Um futuro hedonista não tão distante povoado por androids (quase) perfeitos é o que promete a nova série queridinha pelos aficcionados em ficção científica. Westworld, da HBO, estreiou em 2 de outubro de 2016 e é baseada no filme de mesmo nome de 1973. Com um lado muito mais sombrio e profundo do que a produção da década de 70, a série retrata um parque temático que simula o Velho Oeste povoado por robôs com aparência humana. Cada android – conhecidos como anfitriões – possui uma história: as linhas de narrativa de cada personagem do parque contam com um passado e um objetivo. O propósito de cada android é vivenciar sua história em um grande looping. Por trás dos criadores desse mundo existe um roteirista para criar  essas histórias e escrever as falas dos robôs. Desse modo, nada sai do script. Caso um android seja morto, ele é levado para a manutenção, onde reparam sua carcaça e apagam sua memória.

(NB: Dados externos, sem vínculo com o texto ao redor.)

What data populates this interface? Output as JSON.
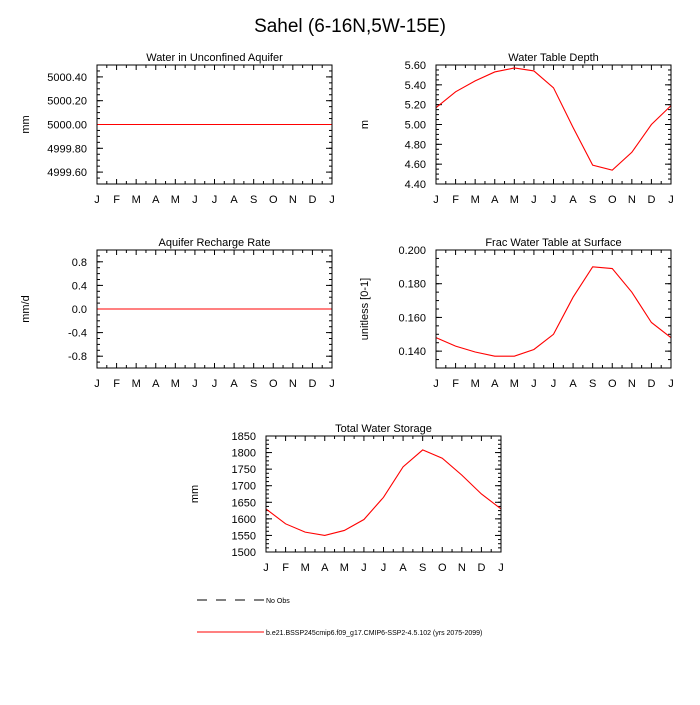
{
  "title": "Sahel (6-16N,5W-15E)",
  "colors": {
    "series": "#ff0000",
    "axis": "#000000"
  },
  "legend": {
    "items": [
      {
        "label": "No Obs",
        "style": "dashed",
        "color": "#000000"
      },
      {
        "label": "b.e21.BSSP245cmip6.f09_g17.CMIP6-SSP2-4.5.102 (yrs 2075-2099)",
        "style": "solid",
        "color": "#ff0000"
      }
    ]
  },
  "chart_data": [
    {
      "type": "line",
      "title": "Water in Unconfined Aquifer",
      "ylabel": "mm",
      "categories": [
        "J",
        "F",
        "M",
        "A",
        "M",
        "J",
        "J",
        "A",
        "S",
        "O",
        "N",
        "D",
        "J"
      ],
      "ylim": [
        4999.5,
        5000.5
      ],
      "yticks": [
        4999.6,
        4999.8,
        5000.0,
        5000.2,
        5000.4
      ],
      "ytick_labels": [
        "4999.60",
        "4999.80",
        "5000.00",
        "5000.20",
        "5000.40"
      ],
      "series": [
        {
          "name": "b.e21.BSSP245cmip6.f09_g17.CMIP6-SSP2-4.5.102",
          "values": [
            5000,
            5000,
            5000,
            5000,
            5000,
            5000,
            5000,
            5000,
            5000,
            5000,
            5000,
            5000,
            5000
          ]
        }
      ]
    },
    {
      "type": "line",
      "title": "Water Table Depth",
      "ylabel": "m",
      "categories": [
        "J",
        "F",
        "M",
        "A",
        "M",
        "J",
        "J",
        "A",
        "S",
        "O",
        "N",
        "D",
        "J"
      ],
      "ylim": [
        4.4,
        5.6
      ],
      "yticks": [
        4.4,
        4.6,
        4.8,
        5.0,
        5.2,
        5.4,
        5.6
      ],
      "ytick_labels": [
        "4.40",
        "4.60",
        "4.80",
        "5.00",
        "5.20",
        "5.40",
        "5.60"
      ],
      "series": [
        {
          "name": "b.e21.BSSP245cmip6.f09_g17.CMIP6-SSP2-4.5.102",
          "values": [
            5.17,
            5.33,
            5.44,
            5.53,
            5.57,
            5.54,
            5.37,
            4.97,
            4.59,
            4.54,
            4.72,
            5.0,
            5.19
          ]
        }
      ]
    },
    {
      "type": "line",
      "title": "Aquifer Recharge Rate",
      "ylabel": "mm/d",
      "categories": [
        "J",
        "F",
        "M",
        "A",
        "M",
        "J",
        "J",
        "A",
        "S",
        "O",
        "N",
        "D",
        "J"
      ],
      "ylim": [
        -1.0,
        1.0
      ],
      "yticks": [
        -0.8,
        -0.4,
        0.0,
        0.4,
        0.8
      ],
      "ytick_labels": [
        "-0.8",
        "-0.4",
        "0.0",
        "0.4",
        "0.8"
      ],
      "series": [
        {
          "name": "b.e21.BSSP245cmip6.f09_g17.CMIP6-SSP2-4.5.102",
          "values": [
            0,
            0,
            0,
            0,
            0,
            0,
            0,
            0,
            0,
            0,
            0,
            0,
            0
          ]
        }
      ]
    },
    {
      "type": "line",
      "title": "Frac Water Table at Surface",
      "ylabel": "unitless [0-1]",
      "categories": [
        "J",
        "F",
        "M",
        "A",
        "M",
        "J",
        "J",
        "A",
        "S",
        "O",
        "N",
        "D",
        "J"
      ],
      "ylim": [
        0.13,
        0.2
      ],
      "yticks": [
        0.14,
        0.16,
        0.18,
        0.2
      ],
      "ytick_labels": [
        "0.140",
        "0.160",
        "0.180",
        "0.200"
      ],
      "series": [
        {
          "name": "b.e21.BSSP245cmip6.f09_g17.CMIP6-SSP2-4.5.102",
          "values": [
            0.148,
            0.143,
            0.1395,
            0.137,
            0.137,
            0.141,
            0.15,
            0.172,
            0.19,
            0.189,
            0.175,
            0.157,
            0.148
          ]
        }
      ]
    },
    {
      "type": "line",
      "title": "Total Water Storage",
      "ylabel": "mm",
      "categories": [
        "J",
        "F",
        "M",
        "A",
        "M",
        "J",
        "J",
        "A",
        "S",
        "O",
        "N",
        "D",
        "J"
      ],
      "ylim": [
        1500,
        1850
      ],
      "yticks": [
        1500,
        1550,
        1600,
        1650,
        1700,
        1750,
        1800,
        1850
      ],
      "ytick_labels": [
        "1500",
        "1550",
        "1600",
        "1650",
        "1700",
        "1750",
        "1800",
        "1850"
      ],
      "series": [
        {
          "name": "b.e21.BSSP245cmip6.f09_g17.CMIP6-SSP2-4.5.102",
          "values": [
            1630,
            1585,
            1560,
            1550,
            1565,
            1598,
            1665,
            1757,
            1808,
            1783,
            1732,
            1675,
            1630
          ]
        }
      ]
    }
  ]
}
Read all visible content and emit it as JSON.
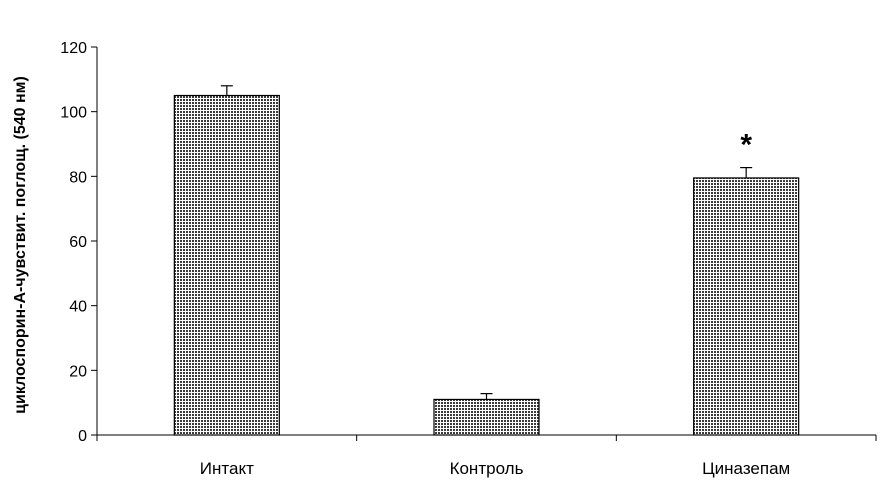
{
  "chart_data": {
    "type": "bar",
    "title": "",
    "xlabel": "",
    "ylabel": "циклоспорин-А-чувствит. поглощ. (540 нм)",
    "categories": [
      "Интакт",
      "Контроль",
      "Циназепам"
    ],
    "values": [
      105,
      11,
      79.5
    ],
    "errors": [
      3,
      1.8,
      3.2
    ],
    "ylim": [
      0,
      120
    ],
    "yticks": [
      "0",
      "20",
      "40",
      "60",
      "80",
      "100",
      "120"
    ],
    "annotations": [
      {
        "category": "Циназепам",
        "text": "*"
      }
    ],
    "grid": false,
    "legend": "none",
    "bar_color": "#6e6e6e",
    "axis_color": "#000000"
  }
}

Dessa maneira, ele é obrigado a lembrar apenas aquilo que o seu criador permite.

O parque foi criado para satisazer os desejos de seus convidados. Durante a estadia, os convidados podem deliciar-se nas mais diferentes aventuras. O parque, no caso, seria um lugar para encontrar-se e ser tudo aquilo que o mundo real não permite. O problema começa quando os robôs que habitam esse universo paralelo começam a rebelar-se contra seus criadores. O questionamento durante muitos dos episódios é: até que ponto podemos emular o ser humano em um robô? Será que é possível criar uma inteligencia artificial sem os atributos que nos tornam humanos? Ao longo dos episódios descobrimos.

Com uma narrativa não linear,  ao longo da trama conhecemos um pouco mais da história de cada personagem e sua ligação com o parque. Como os episódios são carregados de detalhes e referências, o ideal é sempre estar atento. O problema é que isso nem sempre é possível, já que algumas histórias são um pouco lentas e acabam dando aquela sensação de estarem arrastando-se. Outro problema também é que, por ser uma série com muitos desfechos e reviravoltas, muitas informações são jogadas para o telespectador em uma tentativa de apenas criar o suspense. Isso lembra um pouco as primeiras temporadas de Lost, em que éramos bombardeados de mistérios e na hora de solucioná-los a resposta era pouco satisfatória.

No entanto, a série acerta muito mais do que erra. Para começar, as interpretações são um dos pontos altos. O elenco é carregado de nomes de peso como Anthony Hopkins, que interpreta o “pai” dos androids, Dr. Ford, Ed Harris como o Homem de Preto e Thandie Newton como uma android que precisa lidar constantemente com as lembranças de seu passado. Nosso querido Rodrigo Santoro também dá o ar da graça no papel de Hector Escaton, o típico bandido procurado de qualquer filme de faroeste que se preze. O papel não é de grande destaque, mas nada impede que o personagem cresça ao longo das próximas temporadas.

O trabalho de Evan Rachel Wood como a android Dolores é igualmente impecável. É possível sentir-se na pele de Dolores com suas dúvidas e sofrimentos em uma jornada que é o ponto central da trama. Dolores é a android mais antiga do parque e carrega em sua história grande parte dos segredos de Westworld.

O roteiro da série fica por conta de Jonathan Nolan, irmão de Cristopher Nolan, responsável pela história do filme Amnésia, que concorreu ao Oscar de melhor roteiro original e melhor montagem em 2002. Apesar da insistência no fator surpresa, o que pode prejudicar um pouco a narrativa da história, o roteiro é muito bem costurado pela ligação das histórias dos personagens e a busca por respostas para os acontecimentos. Cada episódio segue uma lógica e nos apresenta diferentes detalhes que servirão como chave na parte final da temporada, fazendo com que o telespectador sinta-se envolvido durante toda a trama.

Se você curte distopias quase irreais e quer ver até que ponto a tecnologia pode interferir em um mundo em que robôs são facilmente confundidos por humanos, Westworld é a série ideal. Vale também para os amantes de suspense e aqueles que adoram uma boa história cheia de enredos e reviravoltas. Seja qual for o caso, Westworld é uma série que ainda pode entregar muito mais do que mostrou. Resta agora esperar a próxima temporada, confirmada para 2018, e torcer para que Nolan não se perca no emaranhado de fios de seus androids e consiga manter o excelente nível mostrado neste primeiro momento.